Around that time, Volkswagen learned that enviable engineering and impeccable build quality are not sufficient to connote luxury, either. The VW Phaeton failed against its more established Stuttgart, Munich, and Ingolstadt competition. Luxury is not about being roughly as good as your target, for a little less money - or Infiniti would by now, fifteen years on, have managed to translate the pleasing performance of its G35 to credible parity with BMW. Luxury, also, is not just a brand name - else Cadillac, formerly the Standard of the World, would not have so difficult a time regaining the ground it lost in the Eighties.
"Quality is remembered long after price is forgotten," said Aldo Gucci in 1938. Both quality and luxury were easier to define back then. Both were primarily related to product.
One could speak of sculptural design elements, of rare materials, and of the skill and dichotomy of working with soft and hard surfaces. The patient skills of the artisan offered a reassuring alternative to all that was flashy, insubstantial, and evanescent.

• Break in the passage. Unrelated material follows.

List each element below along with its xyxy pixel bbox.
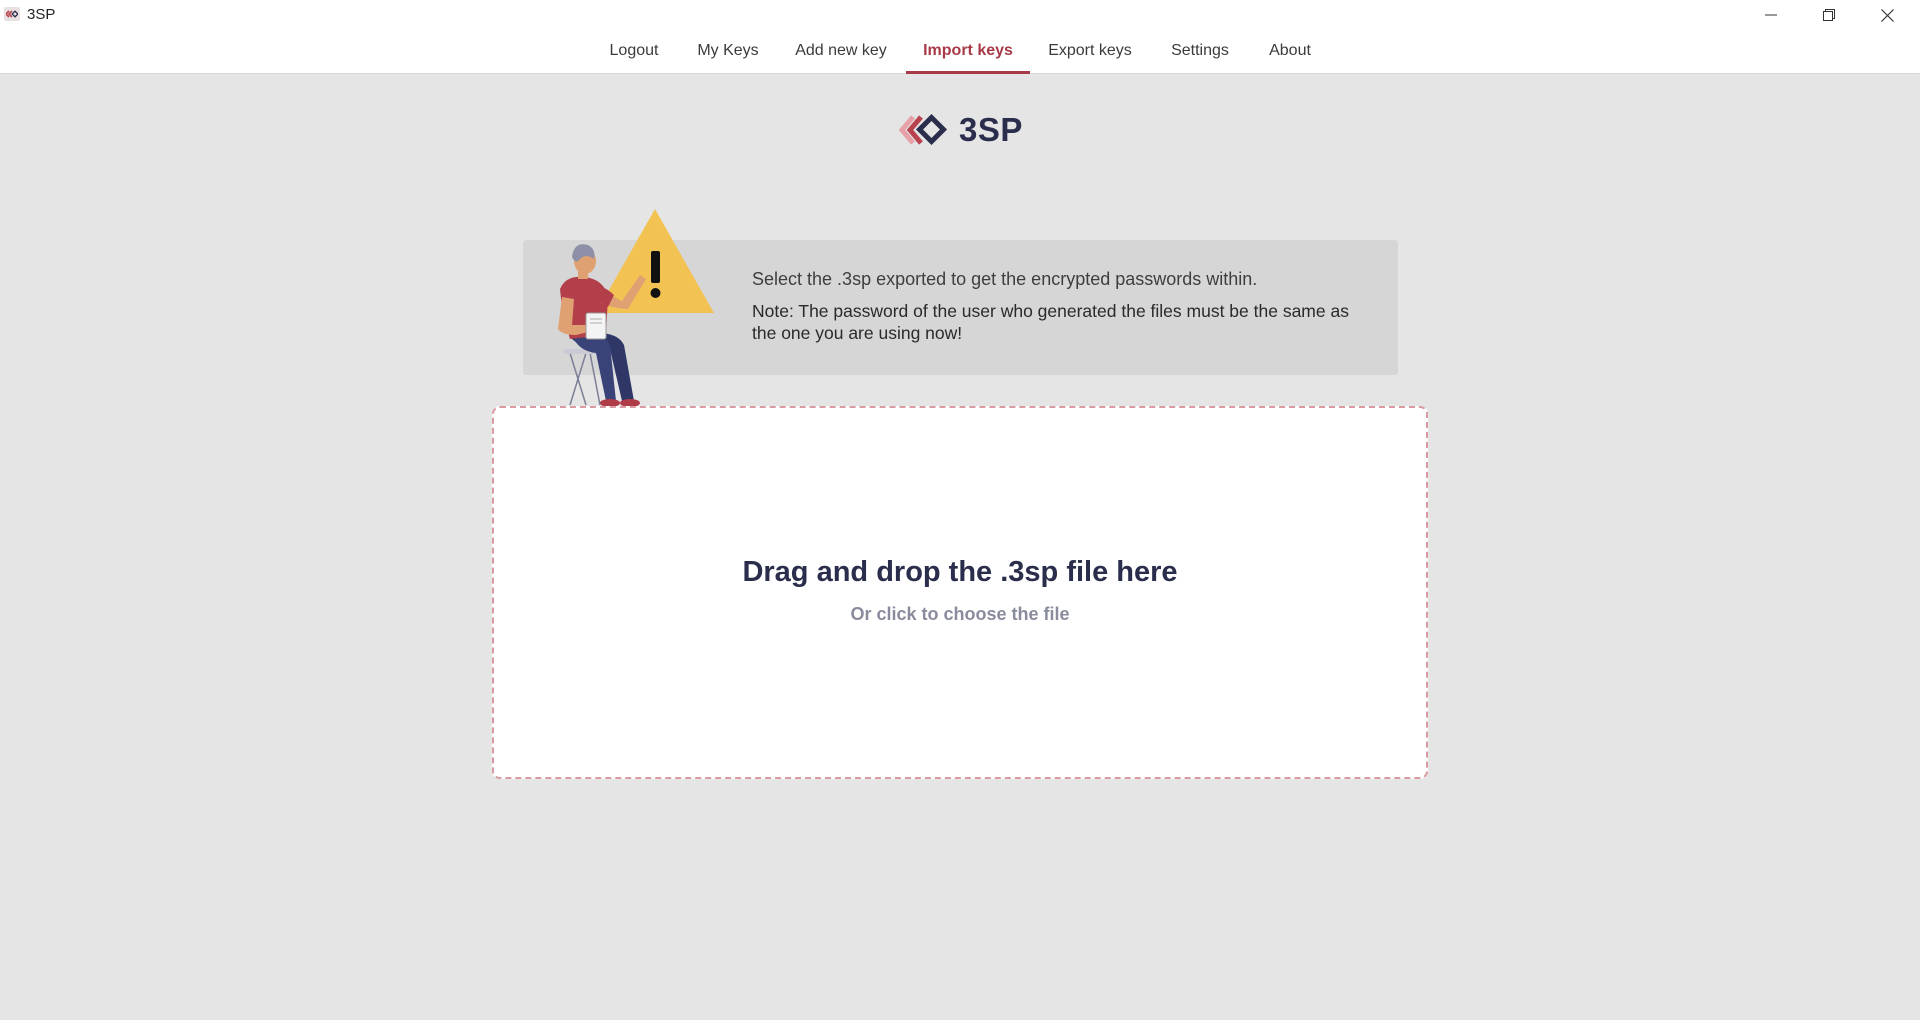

It was implied that if one drove - for instance - a Mercedes-Benz, one appreciated the finer things in life and the heritage of knowhow and superlative effort that went into making such things.
Things haven't been quite so simple for some time. Many a luxury item is more a reflection of its price than its craftsmanship. The success of the same Mercedes driver is unquestioned, but their taste may yet be in dispute. Perhaps the pace of life is such that it is unrealistic to expect every luxury buyer to be a connoisseur.
Has the Mercedes itself changed? In some ways, yes. Even as manufacturing techniques have improved, enthusiasts could make the case that older Mercedes cars, more expensive in their day, were engineered and built with more time and care.
It also bears noting that Mercedes no longer sells just exclusive cars in the United States. With prices starting at under $33,000, it would be unrealistic for the cheapest Mercedes to be built to the same standards, or to offer the same experience, as the most expensive. If some of us subconsciously - optimistically - subscribe to those expectations, then deep down we must know that they cannot be met.
Democratizing luxury, whose very foundation is the unique and the rare, is bound to end in compromise. However, neither this nor Mercedes' line extensions may matter. The product is less important than it once was.
Almost twenty years ago, Lexus successfully challenged Mercedes. The Japanese proved the importance of a superior customer service experience. Today, this dialogue with the customer is an essential component of luxury; perhaps more so than the product itself.
It's probably fair to say that our expectations regarding a luxury product have changed. We might debate whether this is for the better or worse. The hand-wrought curves and peerless pedigree of yesteryear's Jaguar or Maserati are all for naught in 2017 when the car won't start.
Our expectations of the luxury experience, however, are definitely higher. Whereas dialogue with the customer might once have been the measuring and fitting for an exclusive pair of bespoke shoes, it is now part and parcel of every detail a luxury brand must consider; from the voice and attitude of the receptionist to the scent of the reception area.
To be sure, the product and its purveyor's history are by no means irrelevant. Luxury intertwines with the desire to surround oneself with products of a certain ilk. Those who have taken the trouble to develop an authentic product with an identifiable soul - which cannot easily be stolen - benefit from this. Apple, for example, is alone in its sector in owning both the hardware and the software of its products. This enables the company to more closely control the customer experience, and many customers would suggest that the experience is superior.
Today, however, it is surprising how often a modern luxury brand's know-how and credibility are more likely to pay dividends when applied to customer care and to activities which enhance the brand's aura, than to product engineering.
As consumers, we're either looking for love in all the wrong places, or simply too busy to stop and be impressed.